Neurodynamics in fMRI and its clinical applications


Antoine Bernas

PhD candidate

Sveta Zinger


Bert Aldenkamp


Why neurodynamics?

Magnetic resonance imaging (MRI) is one of the most powerful brain imaging technique. It allows, in vivo, a visualization at submillimeter scale of brain tissues, and hence, represents a great tool for diagnoses of brain diseases, disorders or impairments. With the emergence of functional MRI (fMRI), not only structures, but also brain activity is assessable. FMRI images can provide insights on the functional brain and its network organization (functional connectivity), and hence deliver new descriptors for brain disorders when brain structures are not impaired. This is particularly interesting in case of cognitive impairments or behavioral and developmental brain disorders. However, in some pathologies, neither brain morphometry nor its functional connectivity seems to differ when compared with a ‘healthy’ population. This is the case for individuals with autism spectrum disorder (ASD). That is why, over the past decade, neuroscientists have started to investigate the effectiveness of the functional connectivity between nodes of a given functional networks (within the network), or between the networks. But more interestingly, it is the changes in these effective connectivity values that can provide new information over the development of a pathology (such as autism). That is what we describe here as neurodynamics.

A concrete case

In order to prove the concept that brain dynamics is insightful in understanding a brain disorder and may be helpful for diagnosing it, a framework to assess and compare brain dynamics between two cohorts was built, and showed interesting and clinically relevant results in case of adolescents with ASD. The figure below shows the directed brain dynamic pattern between the ventral stream and executive networks that has a weaker effective connectivity in autism (as compared to controls).

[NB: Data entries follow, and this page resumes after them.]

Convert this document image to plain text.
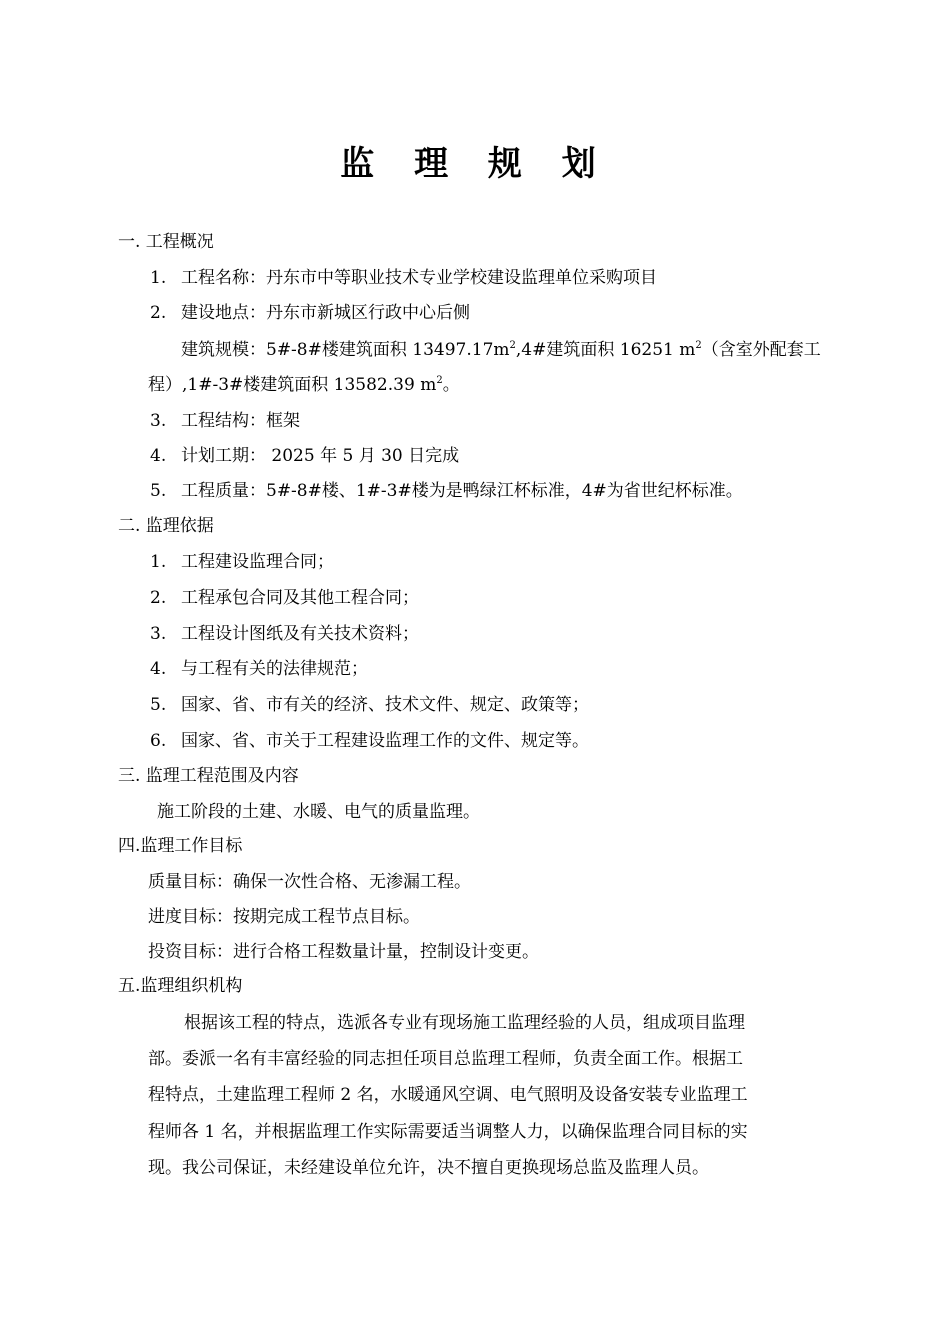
监 理 规 划
一. 工程概况
1. 工程名称：丹东市中等职业技术专业学校建设监理单位采购项目
2. 建设地点：丹东市新城区行政中心后侧
建筑规模：5#-8#楼建筑面积 $13497.17m^2,4\#$建筑面积 16251 $m^2$（含室外配套工
程）,1#-3#楼建筑面积 13582.39 $m^2$。
3. 工程结构：框架
4. 计划工期： 2025 年 5 月 30 日完成
5. 工程质量：5#-8#楼、1#-3#楼为是鸭绿江杯标准，4#为省世纪杯标准。
二. 监理依据
1. 工程建设监理合同；
2. 工程承包合同及其他工程合同；
3. 工程设计图纸及有关技术资料；
4. 与工程有关的法律规范；
5. 国家、省、市有关的经济、技术文件、规定、政策等；
6. 国家、省、市关于工程建设监理工作的文件、规定等。
三. 监理工程范围及内容
施工阶段的土建、水暖、电气的质量监理。
四.监理工作目标
质量目标：确保一次性合格、无渗漏工程。
进度目标：按期完成工程节点目标。
投资目标：进行合格工程数量计量，控制设计变更。
五.监理组织机构
根据该工程的特点，选派各专业有现场施工监理经验的人员，组成项目监理
部。委派一名有丰富经验的同志担任项目总监理工程师，负责全面工作。根据工
程特点，土建监理工程师 2 名，水暖通风空调、电气照明及设备安装专业监理工
程师各 1 名，并根据监理工作实际需要适当调整人力，以确保监理合同目标的实
现。我公司保证，未经建设单位允许，决不擅自更换现场总监及监理人员。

Limitations and new direction

The study on autism uses Granger causality for comparing neurodynamic patterns, and therefore, assumes stationarity in brain signals – which is quite not the brain dynamics realm. Also Granger causality gives us only one value to describe causal-effect between two networks over the full scan length, and hence, loses the time properties of the effective connectivity - when is that causal-effect within or between networks strong or weak?- Therefore, a new direction using wavelet coherence, that allows to describe localized (in time and frequency spaces) correlations between two signals, is currently investigated. Wavelet coherence maps and their localized phase information between two functional networks have already produced great results in case of autism – creation of a wavelet coherence-based classifier for autism is on-going.

A multidisciplinary project Finally, this project is part of Neu3-ca, a multidisciplinary and international research program. Neu3-ca stands for neurodegeneration, neuronal network, and neuromodulation in epilepsy-induced cognitive ageing. This program aims at looking at the accelerated cognitive ageing phenomenon observed in certain types of epilepsy, its network organization, and the hypothetic cognitive improvement by neuromodulation (brain stimulation). Therefore, brain dynamics parameters could represent great descriptors of the cognitive decline and the origin of the accelerating process. Neurodynamics are also insightful to help describe or predict possible outcomes of brain stimulation. Finally such fundamental research on brain dynamics could help building a cognitive ageing model, not only in case of brain pathology, but also for the ‘healthy’ population.